Lucho: Hahaha! Yeah! It all started in Buenos Aires, she was there for a concert. I think I went to the concert on Friday and on Monday I was at a casting for Electric Youth Magazine. The photographer Steven Klein invited me to meet Madonna that night at her hotel, where she was given a goodbye party. You bet I accepted the invitation! I was super impressed, didn’t really know what to tell her, but she was lovely, incredibly open and natural, she never made me feel uncomfortable. One year later, Steven Klein asked me to do that campaign for Dolce & Gabbana I mentioned. They didn’t tell me Madonna was featuring in the campaign until shortly before we started shooting. It was in New York. I was already at the venue when she arrived. When she got out of the limousine you could literally feel the tension in the crowd, people were electrified! And then she just came up to me, and gave me that jaw-dropping hello-kiss! She just blew my mind! I couldn’t believe she had remembered me after so long and we had hardly talked to each other in Buenos Aires! She is amazing! Anyways, after that, my life totally changed. I would really like to meet her again someday to thank her for everything. I am super grateful to her!
P&F: Wow! I hope you can meet her again one day! Lucho, how and where do you visualize yourself in 10 years, with your careers, and Ciro growing up?
Lucho: I really have no idea what will happen in 2 months, I couldn’t tell you where I’ll be in 10 years! My life mantra is equilibrium. The equilibrium between the past and the future is the present. This is where I stand. Look, I have this tattoo on my arm, it is a scale in equilibrium. It means that the past is over and the future is yet to begin. This is who I am.
P&F: What in your opinion is the most important difference or advantage between your life concept and a more traditional lifestyle?
Lucho: I feel alive. Life is here to be lived, to try, to fail, to experiment. If I can’t try, I die. Monotony kills me. So, I guess it’s that freedom.
P&F: What would be your advice for people in search of their calling in life and an alternative lifestyle?

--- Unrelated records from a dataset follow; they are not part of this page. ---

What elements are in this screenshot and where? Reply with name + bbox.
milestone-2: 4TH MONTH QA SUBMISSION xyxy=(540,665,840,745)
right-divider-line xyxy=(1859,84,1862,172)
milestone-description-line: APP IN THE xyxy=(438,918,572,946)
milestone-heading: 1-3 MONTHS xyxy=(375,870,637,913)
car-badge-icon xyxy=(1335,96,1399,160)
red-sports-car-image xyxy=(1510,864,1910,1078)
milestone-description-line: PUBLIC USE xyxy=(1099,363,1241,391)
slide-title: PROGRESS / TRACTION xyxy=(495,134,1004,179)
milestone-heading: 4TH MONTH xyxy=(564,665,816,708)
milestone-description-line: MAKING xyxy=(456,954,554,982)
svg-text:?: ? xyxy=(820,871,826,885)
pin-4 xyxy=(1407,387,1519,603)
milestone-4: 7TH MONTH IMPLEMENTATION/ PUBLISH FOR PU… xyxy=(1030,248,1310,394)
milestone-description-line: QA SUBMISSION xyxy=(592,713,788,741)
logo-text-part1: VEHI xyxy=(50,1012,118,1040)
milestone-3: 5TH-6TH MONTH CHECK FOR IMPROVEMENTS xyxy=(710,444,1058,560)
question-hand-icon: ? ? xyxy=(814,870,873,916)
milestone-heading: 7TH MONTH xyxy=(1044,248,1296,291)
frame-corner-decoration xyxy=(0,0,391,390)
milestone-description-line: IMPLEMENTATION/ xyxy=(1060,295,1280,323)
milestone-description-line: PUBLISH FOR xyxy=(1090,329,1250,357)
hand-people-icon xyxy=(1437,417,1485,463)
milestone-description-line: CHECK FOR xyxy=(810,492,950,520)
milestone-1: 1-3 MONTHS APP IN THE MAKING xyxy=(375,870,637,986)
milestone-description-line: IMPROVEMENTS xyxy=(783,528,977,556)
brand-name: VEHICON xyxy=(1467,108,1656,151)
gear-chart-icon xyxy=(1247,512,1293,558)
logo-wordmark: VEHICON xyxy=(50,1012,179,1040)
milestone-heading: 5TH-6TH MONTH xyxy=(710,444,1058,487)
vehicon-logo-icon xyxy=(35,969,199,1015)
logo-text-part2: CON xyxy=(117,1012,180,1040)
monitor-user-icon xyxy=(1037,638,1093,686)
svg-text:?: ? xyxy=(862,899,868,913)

Lucho: You can’t just change your life. You need to first change inside. We all grew up tied in very specific social bonds like our attachment to our parents and friends, commitments of all kinds, and the belief in conventional values and achievements. It is hard to free yourself from those bonds. One is always afraid to fail or to face society’s judgment. But failing is learning. Change inside and things are going to change around you, resolve the bonds step by step.
P&F: Thank you for your time, and all the best for your next adventure!